II

Papa,

Ca fait bizarre... de t'appeler comme ça. Alors que tu ne le mérites pas. Oui, tu ne mérites pas ce surnom. En tout cas, tu ne mérites pas qu'il franchisse mes lèvres.

Pour toi, c'est quoi un père ? 

Un père, c'est, avant le lien de sang, c'est un homme présent, déjà. As-tu été présent pour moi ? La réponse est non. Ensuite, un père, c'est aussi quelqu'un aimant son fils. Et le lui montrant, un minimum. M'as-tu aimé ? Seul toi le sait, mais pour moi la réponse est encore non. 

Pourquoi ne m'aimes-tu pas d'après moi ? Tout simplement parce que chaque regard que tu m'accordes me fait l'effet d'un coup de poignard. J'ai l'impression que ton corps bout de haine envers moi. Mais je n'ai jamais su pourquoi. Je n'ai jamais su pourquoi cette haine, si c'était vraiment de la haine. Alors je te le demande.

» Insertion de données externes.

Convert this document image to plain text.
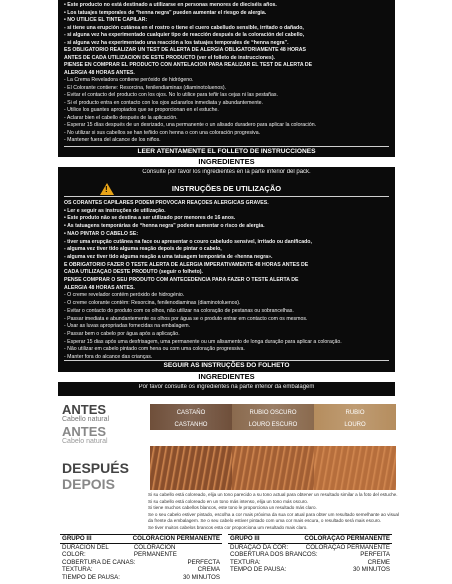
• Este producto no está destinado a utilizarse en personas menores de dieciséis años.
• Los tatuajes temporales de “henna negra” pueden aumentar el riesgo de alergia.
• NO UTILICE EL TINTE CAPILAR:
- si tiene una erupción cutánea en el rostro o tiene el cuero cabelludo sensible, irritado o dañado,
- si alguna vez ha experimentado cualquier tipo de reacción después de la coloración del cabello,
- si alguna vez ha experimentado una reacción a los tatuajes temporales de “henna negra”.
ES OBLIGATORIO REALIZAR UN TEST DE ALERTA DE ALERGIA OBLIGATORIAMENTE 48 HORAS
ANTES DE CADA UTILIZACIÓN DE ESTE PRODUCTO (ver el folleto de instrucciones).
PIENSE EN COMPRAR EL PRODUCTO CON ANTELACIÓN PARA REALIZAR EL TEST DE ALERTA DE
ALERGIA 48 HORAS ANTES.
- La Crema Reveladora contiene peróxido de hidrógeno.
- El Colorante contiene: Resorcina, fenilendiaminas (diaminotoluenos).
- Evitar el contacto del producto con los ojos. No lo utilice para teñir las cejas ni las pestañas.
- Si el producto entra en contacto con los ojos aclararlos inmediata y abundantemente.
- Utilice los guantes apropiados que se proporcionan en el estuche.
- Aclarar bien el cabello después de la aplicación.
- Esperar 15 días después de un desrizado, una permanente o un alisado duradero para aplicar la coloración.
- No utilizar si sus cabellos se han teñido con henna o con una coloración progresiva.
- Mantener fuera del alcance de los niños.
LEER ATENTAMENTE EL FOLLETO DE INSTRUCCIONES
INGREDIENTES
Consulte por favor los ingredientes en la parte inferior del pack.
!	INSTRUÇÕES DE UTILIZAÇÃO
OS CORANTES CAPILARES PODEM PROVOCAR REAÇÕES ALÉRGICAS GRAVES.
• Ler e seguir as instruções de utilização.
• Este produto não se destina a ser utilizado por menores de 16 anos.
• As tatuagens temporárias de “henna negra” podem aumentar o risco de alergia.
• NÃO PINTAR O CABELO SE:
- tiver uma erupção cutânea na face ou apresentar o couro cabeludo sensível, irritado ou danificado,
- alguma vez tiver tido alguma reação depois de pintar o cabelo,
- alguma vez tiver tido alguma reação a uma tatuagem temporária de «henna negra».
É OBRIGATÓRIO FAZER O TESTE ALERTA DE ALERGIA IMPERATIVAMENTE 48 HORAS ANTES DE
CADA UTILIZAÇÃO DESTE PRODUTO (seguir o folheto).
PENSE COMPRAR O SEU PRODUTO COM ANTECEDÊNCIA PARA FAZER O TESTE ALERTA DE
ALERGIA 48 HORAS ANTES.
- O creme revelador contém peróxido de hidrogénio.
- O creme colorante contém: Resorcina, fenilenodiaminas (diaminotoluenos).
- Evitar o contacto do produto com os olhos, não utilizar na coloração de pestanas ou sobrancelhas.
- Passar imediata e abundantemente os olhos por água se o produto entrar em contacto com os mesmos.
- Usar as luvas apropriadas fornecidas na embalagem.
- Passar bem o cabelo por água após a aplicação.
- Esperar 15 dias após uma desfrisagem, uma permanente ou um alisamento de longa duração para aplicar a coloração.
- Não utilizar em cabelo pintado com hena ou com uma coloração progressiva.
- Manter fora do alcance das crianças.
SEGUIR AS INSTRUÇÕES DO FOLHETO
INGREDIENTES
Por favor consulte os ingredientes na parte inferior da embalagem
ANTES
Cabello natural
ANTES
Cabelo natural
CASTAÑO
CASTANHO
RUBIO OSCURO
LOURO ESCURO
RUBIO
LOURO
DESPUÉS
DEPOIS
Si su cabello está coloreado, elija un tono parecido a su tono actual para obtener un resultado similar a la foto del estuche.
Si su cabello está coloreado en un tono más intenso, elija un tono más oscuro.
Si tiene muchos cabellos blancos, este tono le proporciona un resultado más claro.
Se o seu cabelo estiver pintado, escolha a cor mais próxima da sua cor atual para obter um resultado semelhante ao visual
da frente da embalagem. Se o seu cabelo estiver pintado com uma cor mais escura, o resultado será mais escuro.
Se tiver muitos cabelos brancos esta cor proporciona um resultado mais claro.
GRUPO III	COLORACIÓN PERMANENTE
DURACIÓN DEL COLOR:
COLORACIÓN PERMANENTE
COBERTURA DE CANAS:	PERFECTA
TEXTURA:	CREMA
TIEMPO DE PAUSA:	30 MINUTOS
GRUPO III	COLORAÇÃO PERMANENTE
DURAÇÃO DA COR:	COLORAÇÃO PERMANENTE
COBERTURA DOS BRANCOS:	PERFEITA
TEXTURA:	CREME
TEMPO DE PAUSA:	30 MINUTOS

Etait-ce de la haine ? Pourquoi ? 

Pourquoi ne t'es-tu jamais réellement occupé de moi, papa ? Crois-tu vraiment que c'était en m'achetant tout ce que je voulais sans vraiment savoir ce que c'était, en n'étant presque jamais là, en donnant ton rôle de père à maman que tu t'es occupé de moi ? Maman ne peut pas être deux personnes à la fois, elle ne pouvait pas être la personne qu'elle devait être, et qu'elle a été, ainsi que la personne que tu devais être, mais que tu n'as pas voulu être. 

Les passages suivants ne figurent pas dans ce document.